La Lettura, 30 giugno 2019
Le meduse, gli uomini e il sonno
Alcuni anni fa, il genetista Ravi Nath e altri due ricercatori del California Institute of Technology hanno riempito un cilindro di acqua salata, vi hanno immerso una medusa del genere Cassiopea, hanno spento le luci e hanno cominciato a osservare. Ben presto si resero conto che nelle ore notturne l’animale mostrava un comportamento particolare: il numero di contrazioni della tunica diminuiva di un terzo, la velocità di risposta agli stimoli esterni era rallentata, e se veniva disturbato a intervalli di venti minuti il giorno dopo la sua attività era compromessa. Tutte caratteristiche normalmente associate al sonno.
Prima di allora il sonno era considerato prerogativa degli animali dotati di sistema nervoso centrale, e pochi avrebbero osato immaginare che creature prive di un vero cervello potessero anch’esse alternare cicli di sonno e veglia. Lo studio di Nath, pubblicato nel 2017 su «Current Biology», ha costretto a un cambio di prospettiva: perché se le meduse davvero sono in grado di assopirsi, allora gli animali devono aver cominciato a dormire molto prima di quanto ci si aspettasse, nel corso dell’evoluzione.
Per noi esseri umani, costantemente oberati di scadenze e in debito di energie, la necessità del sonno appare palese, ma da un punto di vista evolutivo sembrerebbe comportare più svantaggi che altro: chi dorme non si nutre e non si accoppia, ma soprattutto è assai più vulnerabile all’attacco di potenziali predatori. L’idea che nella spietata arena della selezione naturale siano sopravvissute specie che ogni giorno passano intere ore con le difese abbassate sembra controintuitiva, eppure il sonno è praticamente ubiquo nel regno animale.

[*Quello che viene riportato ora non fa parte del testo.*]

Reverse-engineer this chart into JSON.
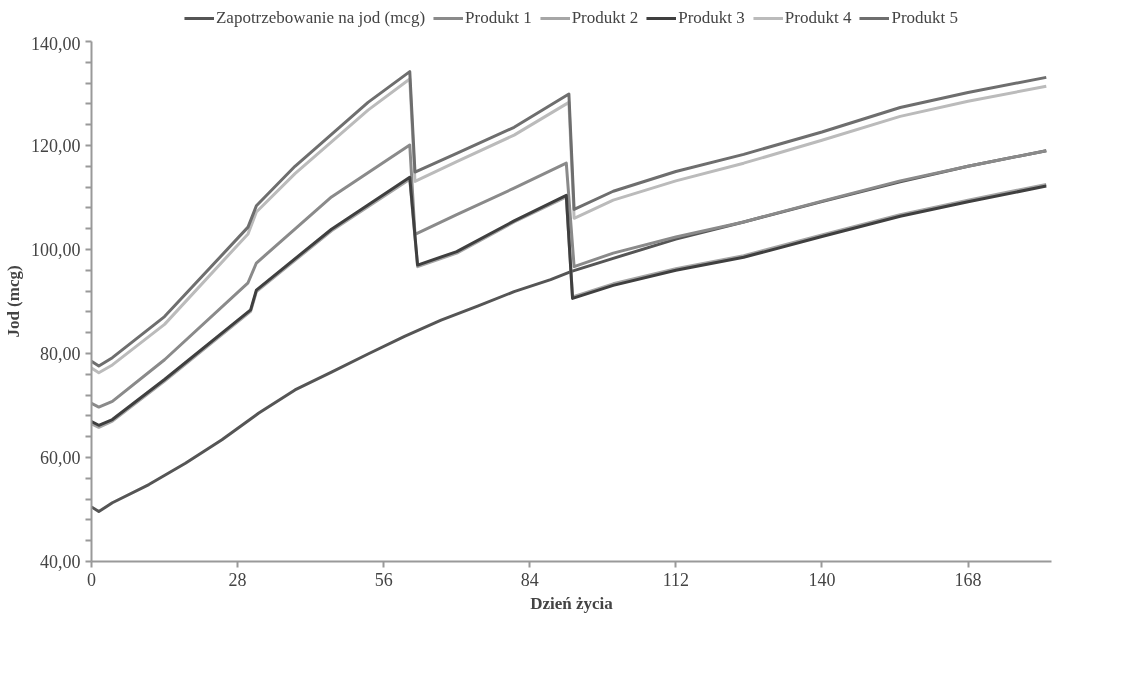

Quello che sappiamo per certo è che la privazione di sonno è molto nociva: negli ultimi anni si sono accumulati studi che dimostrano come dormite troppo corte (5 ore, ad esempio) incidano negativamente su molteplici aspetti della nostra fisiologia, dalla capacità di concentrazione alla vulnerabilità ai tumori, alla dimensione dei testicoli. Il che è un problema se si considera che oggi il sonno viene trattato come un bene di scarsità; prova ne è la recente crescita del mercato dei sonniferi e delle app per il monitoraggio del sonno. E poiché tendiamo a considerare il sonno come un intervallo di tregua, viene spontaneo interpretarlo come un momento di passivo ripristino delle funzioni fisiologiche. Se così fosse, però, non si spiegherebbe perché comporti anche un’inibizione agli stimoli esterni; o perché alcuni animali letargici escano periodicamente dall’ibernazione per farsi una dormita. Se già sono in uno stato di inattività, perché dovrebbero aver bisogno di dormire?
Uno studio pubblicato lo scorso marzo su «Nature Communications» suggerisce che durante il sonno i cromosomi si dedichino a una delicata fase di manutenzione e riparazione del Dna, onde evitare l’accumulo di danni genetici nei singoli neuroni. Secondo Giulio Tononi e Chiara Cirielli della University of Wisconsin, inoltre, il nostro cervello sfrutterebbe il sonno per fare una scrematura mnemonica, consolidando ricordi e integrando nozioni. Altri invece ritengono che il sonno si sia sviluppato per ragioni di economia energetica: se il contesto è protetto e non è fondamentale (o possibile) raccogliere nuove informazioni, il soggetto si disconnette dall’ambiente e risparmia energie.
Qualunque sia la sua origine, è probabile che nel corso dell’evoluzione il sonno abbia assunto via via nuove funzioni. A questo proposito esiste una possibilità ancora poco esplorata, e cioè che il sonno in alcuni animali abbia una funzione preparatoria: è il momento in cui il cervello produce lo sconfinato ventaglio di proiezioni narrative a cui abbiamo dato il nome di sogni. È plausibile che i sogni siano stati premiati a livello evolutivo perché ci consentivano di sperimentare situazioni conflittuali in un ambiente protetto. Una sorta di palestra mentale che ci faceva risvegliare più preparati ad affrontare le insidie del mondo assai diverso da quello in cui oggi fatichiamo ad assopirci.